Pagi itu sekolah tampak ramai. Banyak remaja sibuk mencari kelas masing-masing—para siswa baru kelas satu SMA. Gadis berusia lima belas tahun itu juga tengah berkeliling, mencari kelasnya: X MIPA 2.
Setelah berputar cukup lama, akhirnya ia menemukan ruang kelas tersebut. Saat masuk, belum ada satu pun siswa di dalam. Ia memilih duduk di bangku kedua dari depan. Matanya menyapu ruangan, lalu tersenyum kecil sambil membayangkan bagaimana masa SMA-nya nanti.
Tak lama, terdengar ketukan di pintu. Gadis itu menoleh dan seketika terkejut.
“Lili,” sapa seseorang yang baru masuk.
“Loh, Bara?” jawabnya refleks, tak menyangka.
“Kamu di kelas ini juga?” tanya Bara.
“Iya. Kamu juga?” balas Lili.
“Iya dong,” jawab Bara ringan.
“Berarti kita sekelas lagi,” ucap Lili dengan semangat yang ia sembunyikan.
“Iya, ya,” sahut Bara sambil tersenyum tipis, lalu duduk di bangku ketiga dari depan, barisan sebelah.
“Aku dengar Fyan juga sekolah di sini, tapi masuk IPS,” sambung Bara.
“Oh, Fyan juga ya. Terus siapa lagi teman SMP kita yang di sini?” tanya Lili, sekadar basa-basi. Padahal sebenarnya, ia tak begitu peduli—asal bisa mengobrol dengan Bara, itu sudah cukup.
“Setahuku cuma kita bertiga,” jawab Bara.
“Oh,” gumam Lili. Ia kembali menghadap ke depan. Kelas kembali sunyi hingga beberapa saat kemudian siswa lain mulai berdatangan dan suasana menjadi ramai.
Dalam hati, Lili merasa sangat senang. Orang yang ia kagumi sejak kelas dua SMP kini kembali sekelas dengannya.
Lili dan Bara pernah sekelas saat SMP. Di kelas satu, Lili belum terlalu memperhatikannya. Namun sejak kelas dua, perasaannya berubah—menjadi kagum, lalu perlahan menjadi suka.
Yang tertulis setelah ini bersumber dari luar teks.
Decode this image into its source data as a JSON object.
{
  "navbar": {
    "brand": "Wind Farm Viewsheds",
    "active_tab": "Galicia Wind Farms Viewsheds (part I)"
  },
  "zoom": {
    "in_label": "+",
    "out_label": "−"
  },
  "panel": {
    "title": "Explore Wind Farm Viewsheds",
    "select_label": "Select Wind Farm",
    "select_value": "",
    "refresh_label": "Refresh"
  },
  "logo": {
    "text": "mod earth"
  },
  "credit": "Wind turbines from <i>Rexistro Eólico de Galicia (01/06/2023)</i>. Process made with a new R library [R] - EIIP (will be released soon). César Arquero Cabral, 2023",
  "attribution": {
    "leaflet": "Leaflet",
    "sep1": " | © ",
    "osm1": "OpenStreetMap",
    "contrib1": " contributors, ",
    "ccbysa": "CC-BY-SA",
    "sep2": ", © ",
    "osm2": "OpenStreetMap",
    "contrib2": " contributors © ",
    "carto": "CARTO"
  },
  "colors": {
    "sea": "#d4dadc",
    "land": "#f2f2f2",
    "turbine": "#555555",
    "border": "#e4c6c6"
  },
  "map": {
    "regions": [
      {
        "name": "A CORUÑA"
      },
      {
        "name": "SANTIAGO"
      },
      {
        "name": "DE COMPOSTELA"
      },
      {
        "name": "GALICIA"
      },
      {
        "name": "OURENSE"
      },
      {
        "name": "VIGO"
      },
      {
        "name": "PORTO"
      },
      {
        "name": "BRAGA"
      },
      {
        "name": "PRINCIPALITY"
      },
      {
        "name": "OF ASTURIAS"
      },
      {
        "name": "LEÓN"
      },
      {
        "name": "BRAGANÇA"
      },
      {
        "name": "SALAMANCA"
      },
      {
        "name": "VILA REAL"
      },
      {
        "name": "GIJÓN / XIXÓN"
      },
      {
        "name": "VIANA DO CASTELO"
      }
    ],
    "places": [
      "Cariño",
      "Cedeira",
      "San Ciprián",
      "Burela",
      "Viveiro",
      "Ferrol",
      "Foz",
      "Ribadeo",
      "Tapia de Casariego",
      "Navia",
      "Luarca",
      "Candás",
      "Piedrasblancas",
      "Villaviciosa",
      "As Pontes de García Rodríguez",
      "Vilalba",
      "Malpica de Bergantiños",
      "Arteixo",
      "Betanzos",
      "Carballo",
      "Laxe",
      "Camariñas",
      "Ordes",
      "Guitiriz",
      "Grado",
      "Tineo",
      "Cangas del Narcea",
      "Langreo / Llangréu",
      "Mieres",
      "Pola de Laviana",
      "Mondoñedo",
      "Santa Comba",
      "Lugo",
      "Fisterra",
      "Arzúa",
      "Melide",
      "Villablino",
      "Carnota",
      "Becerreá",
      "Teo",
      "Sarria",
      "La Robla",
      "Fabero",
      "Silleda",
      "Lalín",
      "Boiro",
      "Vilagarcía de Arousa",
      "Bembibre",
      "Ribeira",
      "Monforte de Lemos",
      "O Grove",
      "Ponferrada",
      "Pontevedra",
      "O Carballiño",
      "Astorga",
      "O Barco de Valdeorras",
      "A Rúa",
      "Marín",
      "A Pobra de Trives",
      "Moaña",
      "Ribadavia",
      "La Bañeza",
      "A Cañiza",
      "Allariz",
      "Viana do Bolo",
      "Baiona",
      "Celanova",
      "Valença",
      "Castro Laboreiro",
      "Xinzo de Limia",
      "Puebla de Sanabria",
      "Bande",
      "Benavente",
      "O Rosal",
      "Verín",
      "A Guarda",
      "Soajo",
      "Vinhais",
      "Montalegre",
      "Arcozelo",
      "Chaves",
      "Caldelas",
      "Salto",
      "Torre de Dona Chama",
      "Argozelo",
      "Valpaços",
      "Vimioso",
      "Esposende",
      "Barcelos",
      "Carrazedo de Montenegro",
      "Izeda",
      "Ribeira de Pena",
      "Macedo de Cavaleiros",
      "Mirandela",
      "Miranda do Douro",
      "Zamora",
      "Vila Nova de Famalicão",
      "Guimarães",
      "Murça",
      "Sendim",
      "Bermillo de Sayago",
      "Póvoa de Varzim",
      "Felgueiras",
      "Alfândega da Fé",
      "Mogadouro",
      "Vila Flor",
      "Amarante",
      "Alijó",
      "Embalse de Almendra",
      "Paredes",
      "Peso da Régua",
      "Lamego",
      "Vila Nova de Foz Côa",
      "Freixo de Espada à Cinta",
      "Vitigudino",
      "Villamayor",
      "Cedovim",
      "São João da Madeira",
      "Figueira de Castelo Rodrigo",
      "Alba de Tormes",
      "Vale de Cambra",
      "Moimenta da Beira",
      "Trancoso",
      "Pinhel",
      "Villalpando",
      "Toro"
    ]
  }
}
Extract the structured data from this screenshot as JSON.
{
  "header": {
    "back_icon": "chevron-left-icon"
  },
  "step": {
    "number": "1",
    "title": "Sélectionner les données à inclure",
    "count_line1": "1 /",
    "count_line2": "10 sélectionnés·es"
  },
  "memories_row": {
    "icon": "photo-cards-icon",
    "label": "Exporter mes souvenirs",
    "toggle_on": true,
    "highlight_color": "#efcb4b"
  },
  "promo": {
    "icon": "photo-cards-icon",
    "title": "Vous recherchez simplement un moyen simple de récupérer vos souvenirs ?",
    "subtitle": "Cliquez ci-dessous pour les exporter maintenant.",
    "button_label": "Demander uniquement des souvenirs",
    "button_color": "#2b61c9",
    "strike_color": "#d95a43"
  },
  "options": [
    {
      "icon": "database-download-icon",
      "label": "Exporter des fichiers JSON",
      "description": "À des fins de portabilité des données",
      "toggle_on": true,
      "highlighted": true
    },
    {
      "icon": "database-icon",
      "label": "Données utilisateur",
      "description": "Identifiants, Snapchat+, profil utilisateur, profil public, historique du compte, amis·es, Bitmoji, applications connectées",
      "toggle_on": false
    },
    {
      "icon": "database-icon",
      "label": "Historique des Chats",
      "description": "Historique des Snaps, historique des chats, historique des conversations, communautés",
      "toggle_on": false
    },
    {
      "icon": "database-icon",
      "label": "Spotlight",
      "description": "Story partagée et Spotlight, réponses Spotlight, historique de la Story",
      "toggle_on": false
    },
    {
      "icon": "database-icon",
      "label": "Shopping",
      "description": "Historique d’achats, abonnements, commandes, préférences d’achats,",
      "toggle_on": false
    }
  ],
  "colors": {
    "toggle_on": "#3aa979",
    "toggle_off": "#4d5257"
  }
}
Semua bermula dari guru matematika mereka, Bu Devi, yang mengajak Lili bergabung dalam klub matematika. Selain Bara, Bu Devi melihat potensi dalam diri Lili. Di klub itu, awalnya hanya ada Bara—karena hampir semua siswa menghindari pelajaran tersebut. Ketika Lili bergabung, mereka pun menjadi berdua.
Di sanalah Lili mulai memperhatikan Bara. Ia merasa matematika sulit, sementara Bara mengerjakannya dengan begitu mudah. Kekaguman itu tumbuh pelan-pelan. Klub tersebut berjalan seminggu sekali, setiap Selasa. Dari sanalah kedekatan mereka terbangun. Nilai matematika mereka selalu tuntas, dan sering kali mereka juga berada dalam satu kelompok tugas.
Saat kelas tiga SMP, semua kegiatan klub dihentikan agar siswa fokus pada ujian nasional. Namun kebersamaan mereka tetap ada lewat tugas-tugas praktik. Dalam setiap presentasi, Lili sering ragu berbicara karena takut salah.
“Lili, bagian ini nanti kamu yang jelaskan,” kata Bara suatu kali. “Tenang saja, kalau salah aku bantu.”
Kalimat sederhana itu membuat Lili berani.
Pernah juga, saat guru meminta siswa maju satu per satu untuk mengerjakan soal, Bara sengaja menunjuk Lili yang duduk paling belakang. Padahal Lili ingin maju, tapi takut menjadi pusat perhatian. Sejak saat itu, perasaan Lili berubah dari sekadar kagum menjadi suka.
Lili juga sering mengalami panic attack saat SMP, dan Bara selalu ada untuk menenangkannya. Hal itulah yang membuat Lili merasa nyaman.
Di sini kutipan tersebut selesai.